Women, Life, Freedom, and the Left
Four recent global news stories have revealed the varieties of women’s empowerment, showing how the politics of sex and gender can either challenge or reinforce existing power structures. For Western liberals, understanding these dynamics will be crucial to beating back the new right.
LJUBLJANA – Four events centering around women have made headlines over the past month: Giorgia Meloni’s electoral victory in Italy, Queen Elizabeth II’s death and funeral, the release of the film The Woman King, and the widespread protests in Iran following the killing of Mahsa Amini by the country’s morality police. Taken together, these four stories highlight essential features of the political terrain.

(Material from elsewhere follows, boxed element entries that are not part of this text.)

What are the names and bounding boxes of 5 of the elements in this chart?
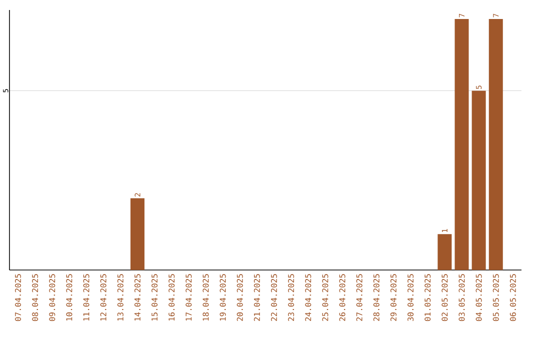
bar xyxy=(454,18,469,270)
bar xyxy=(130,198,144,270)
bar xyxy=(438,234,452,270)
bar xyxy=(488,18,503,270)
bar xyxy=(472,90,486,270)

With the left failing to offer an adequate response to the crisis of liberal democracy, the rise of new right-wing governments in Europe is not particularly surprising. But women’s central role in this movement has yet to receive the attention it deserves. Right-wing leaders like Meloni and Marine Le Pen in France are presenting themselves as stronger alternatives to traditional mainstream masculine technocrats. They embody both right-wing hardness and features usually associated with femininity, such as a focus on care and the family: fascism with a human face.
Now consider the televised spectacle of Elizabeth II’s funeral, which highlighted an interesting paradox: as the British state has fallen ever further from its former superpower status, the British royal family’s ability to inspire imperial reveries has only grown. We should not dismiss this as ideology masking actual power relations. Rather, monarchical fantasies are themselves a part of the process whereby power relations reproduce themselves.